The Vedomosti newspaper cited SNTK executive director Nikolai Nikitin as saying that details of a future delivery contract are being discussed with its U.S. partners, Aerojet and Orbital. He did not disclose the value of the deal.

"Aerojet bought about 40 NK-33 engines in mid-1990s, paying $1 million for each unit. The U.S. company has 30 engines at present and will need 20 for 10 launches to the International Space Station," Nikitin said.

"The price for newly delivered engines should be much higher," he said, adding that comparable RD-180 space engines are sold to the U.S. by Russia's Energomash company for $6 million.

The Taurus II launch vehicle is still in development by Orbital, but the company already has a $1.9 billion contract with NASA for eight cargo missions to the International Space Station (ISS) from 2011 through 2015.

Aerojet purchased approximately 40 of the NK-33 engines in the mid-1990s and, under contract with Orbital. The company is currently modifying the engines specifically for the first stage of the Taurus II launcher.

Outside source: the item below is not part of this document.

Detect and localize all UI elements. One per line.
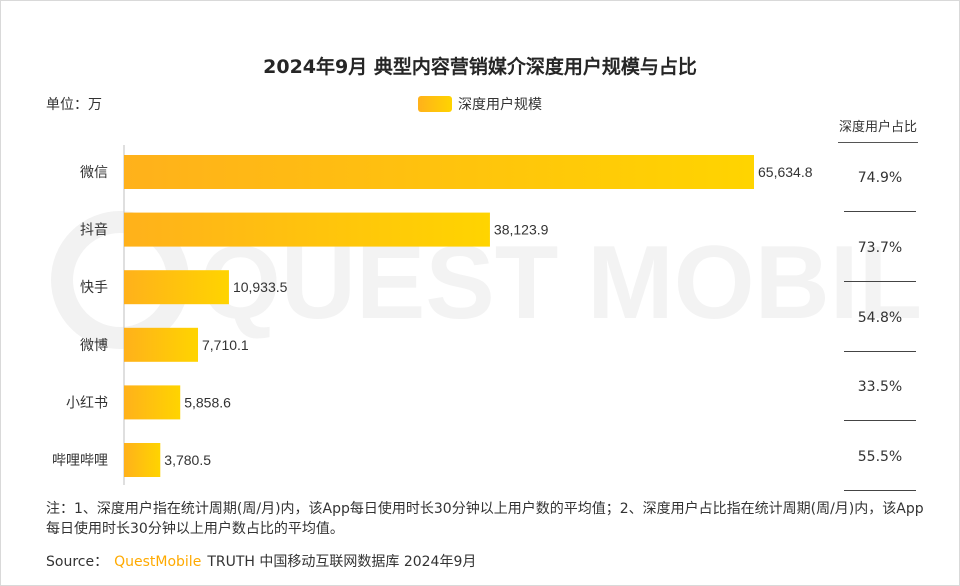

Ron Grabe, Orbital's executive vice president and general manager of its launch systems group, said after the tests that the success of the NK-33 engine tests in Russia was an important step forward in the development of the Taurus II.

According to estimates, the U.S. companies will need more than 70 NK-33 engines in 2016-2020.

Nikitin said SNTK has about 40 engines in storage but would have to restart production if the U.S. contract is signed.

The resumption of production would cost the company about 4 billion rubles (over $135 million), the official said.

The NK-33 engine has the highest thrust-to-weight ratio of any first-stage rocket engine, and is considered by most characteristics the highest performance rocket engine ever created.